One of those locked up, Maria Alyokhina, appears onstage in Burning Doors, as part of the ensemble of the Belarus Free Theatre. The theatre company are themselves refugees in the UK, seeking sanctuary from their dictator-run country, where, if they return, they face trial and possibly prison. The piece revolves around the stories of Alyokhina, Pavlensky and also Ukrainian film-maker Oleg Sentsov – still in prison after being convicted of ‘terrorism’.

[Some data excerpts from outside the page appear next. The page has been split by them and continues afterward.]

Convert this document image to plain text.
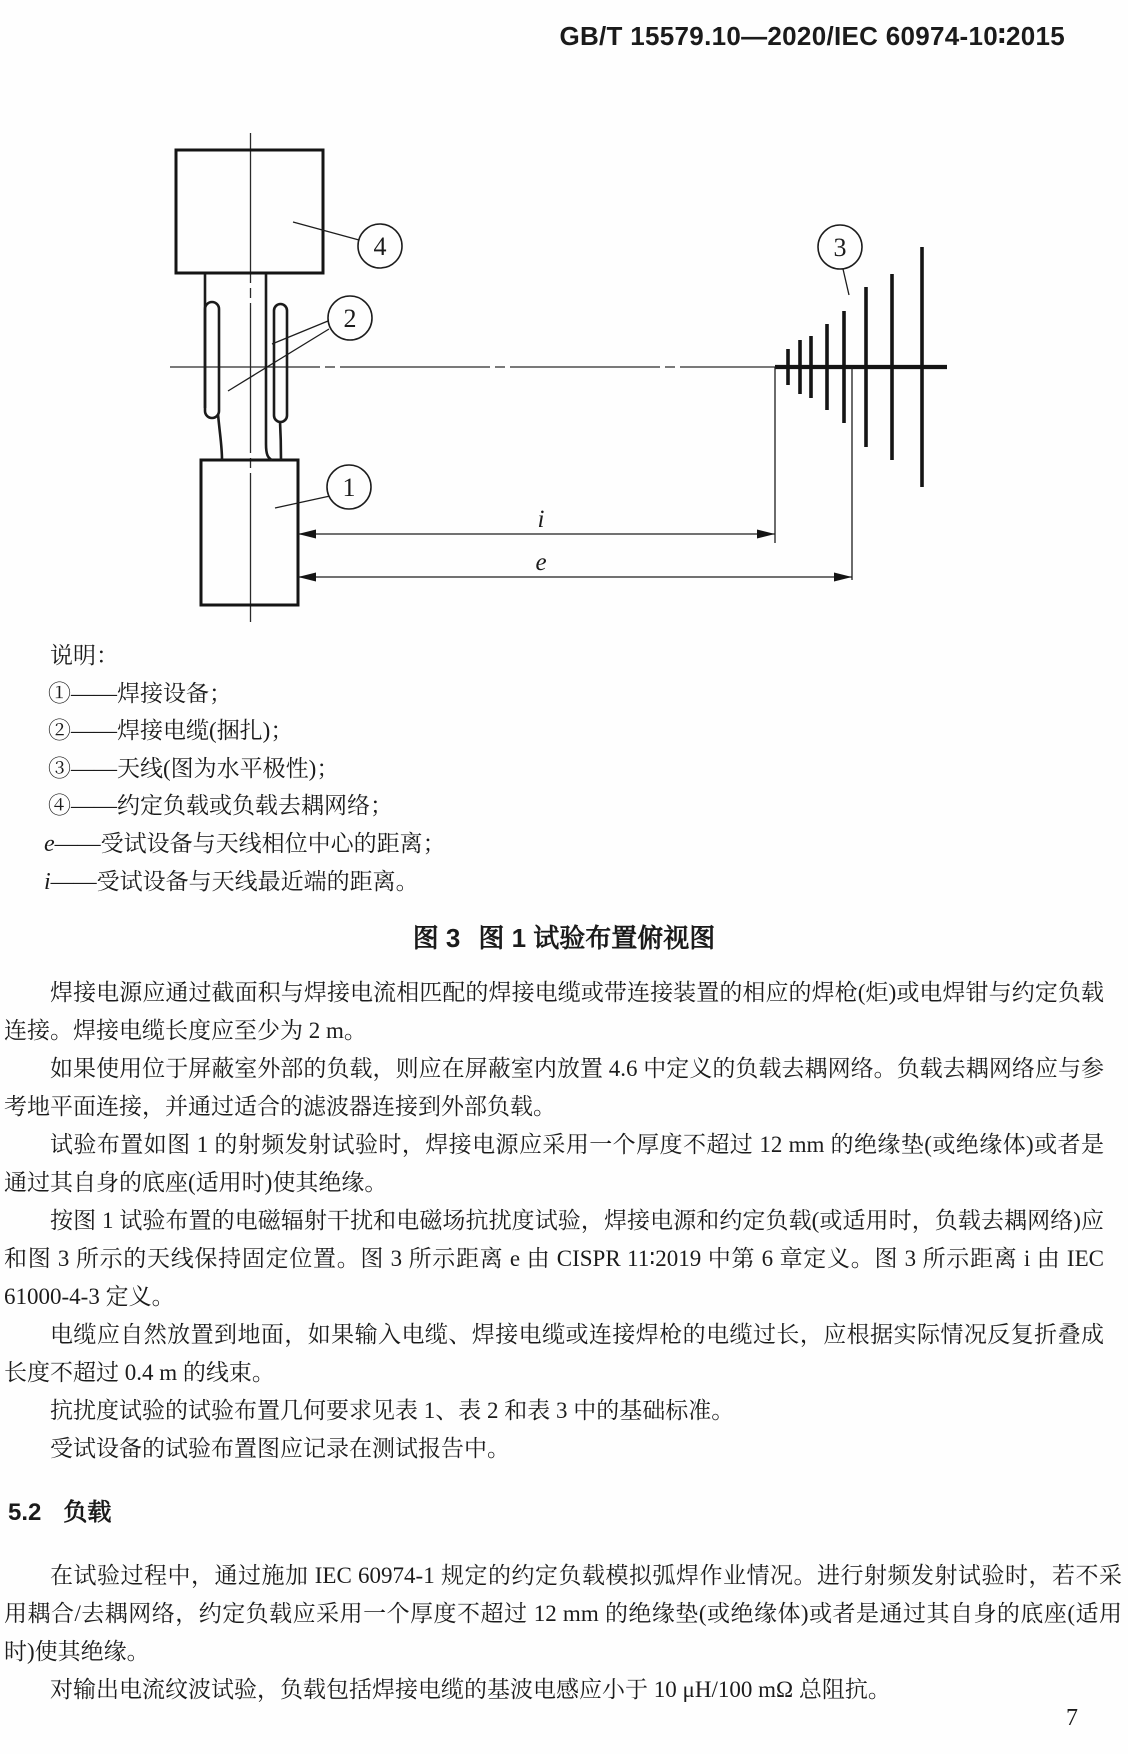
GB/T 15579.10—2020/IEC 60974-10∶2015
i
e
4
2
1
3
说明：
①——焊接设备；
②——焊接电缆(捆扎)；
③——天线(图为水平极性)；
④——约定负载或负载去耦网络；
e——受试设备与天线相位中心的距离；
i——受试设备与天线最近端的距离。
图 3 图 1 试验布置俯视图

焊接电源应通过截面积与焊接电流相匹配的焊接电缆或带连接装置的相应的焊枪(炬)或电焊钳与约定负载连接。焊接电缆长度应至少为 2 m。

如果使用位于屏蔽室外部的负载，则应在屏蔽室内放置 4.6 中定义的负载去耦网络。负载去耦网络应与参考地平面连接，并通过适合的滤波器连接到外部负载。

试验布置如图 1 的射频发射试验时，焊接电源应采用一个厚度不超过 12 mm 的绝缘垫(或绝缘体)或者是通过其自身的底座(适用时)使其绝缘。

按图 1 试验布置的电磁辐射干扰和电磁场抗扰度试验，焊接电源和约定负载(或适用时，负载去耦网络)应和图 3 所示的天线保持固定位置。图 3 所示距离 e 由 CISPR 11∶2019 中第 6 章定义。图 3 所示距离 i 由 IEC 61000-4-3 定义。

电缆应自然放置到地面，如果输入电缆、焊接电缆或连接焊枪的电缆过长，应根据实际情况反复折叠成长度不超过 0.4 m 的线束。

抗扰度试验的试验布置几何要求见表 1、表 2 和表 3 中的基础标准。

受试设备的试验布置图应记录在测试报告中。

5.2 负载

在试验过程中，通过施加 IEC 60974-1 规定的约定负载模拟弧焊作业情况。进行射频发射试验时，若不采用耦合/去耦网络，约定负载应采用一个厚度不超过 12 mm 的绝缘垫(或绝缘体)或者是通过其自身的底座(适用时)使其绝缘。

对输出电流纹波试验，负载包括焊接电缆的基波电感应小于 10 μH/100 mΩ 总阻抗。

7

The company and the artists it focuses on are at the sharp edge of art and risk. They use their practice to shed light on abuses happening in their countries. The piece, therefore, is a forceful, intense excavation of freedom, of control and of the right to protest. Over a hundred minutes the company perform vignettes: there is naturalistic role-playing and segments of text from Foucault and Dostoyevsky are played overhead. The cast's bodies are swung on ropes, manipulated and pushed to the extremes of physical strength – they are beaten, held upside down and almost drowned. The company demonstrate both metaphorical and literal representations of oppression.
At one point two government officials discuss what they are to do about the Pussy Riot woman, at another we hear a transcription of an interview between Pavlensky and an interrogator after his arrest. As the piece progresses it becomes increasingly and relentlessly physical and Burning Doors itself becomes an act of endurance; an embodiment of the violence enacted upon Sentsov, Alyokhina, Pavlensky and indeed, in the way they are being suppressed, the population of their countries.
It is gruelling to watch but after the first half, Burning Doors becomes too abstract to feel relevant. It is a pity: several of the images conjured up – a woman forced under water, the smug chatter of politicians, who decide people’s fate while sitting on the toilet – are shocking. The show is admirable and real and often enlightening, but it is also muddled and willfully obscure where it needn't be.
Still, watching the piece – and realising that Sentsov has only served one year of a 20 year sentence – is a stark reminder of the real human cost of art in places that are not that far away.
Burning Doors runs at Soho Theatre until 24 September.